Interpretable network-assisted prediction

Elizaveta Levina Speaker
University of Michigan
 
Tuesday, Aug 6: 9:15 AM - 9:35 AM
Invited Paper Session 
Oregon Convention Center 
Machine learning algorithms often assume that training samples are independent. When data points are connected by a network, it creates dependency between samples, which is a challenge, reducing effective sample size, and an opportunity to improve prediction by leveraging information from network neighbors. Multiple prediction methods taking advantage of this opportunity are now available. Many methods including graph neural networks are not easily interpretable, limiting their usefulness in the biomedical and social sciences, where understanding how a model makes its predictions is often more important than the prediction itself. Some are interpretable, for example, network-assisted linear regression, but generally do not achieve similar prediction accuracies as more flexible models.

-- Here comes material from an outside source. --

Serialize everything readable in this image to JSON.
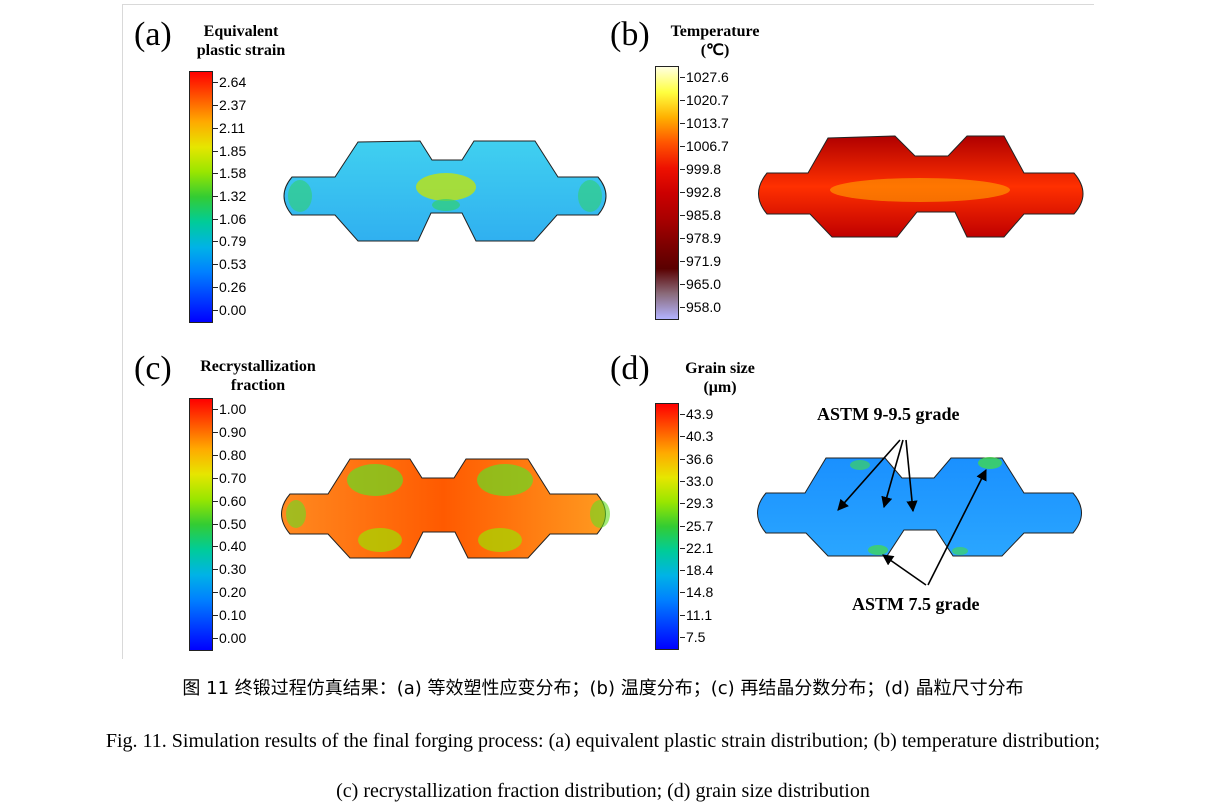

We bridge this gap by proposing a family of flexible network-assisted models built upon a generalization of random forests (RF+), which both achieves highly-competitive prediction accuracy and can be interpreted through feature importance measures. In particular, we provide a suite of novel interpretation tools that enable practitioners to not only identify important features that drive model predictions, but also quantify the importance of the network contribution to prediction. This suite of general tools broadens the scope and applicability of network-assisted machine learning for high-impact problems where interpretability and transparency are essential. This is joint work with Tiffany Tang and Ji Zhu.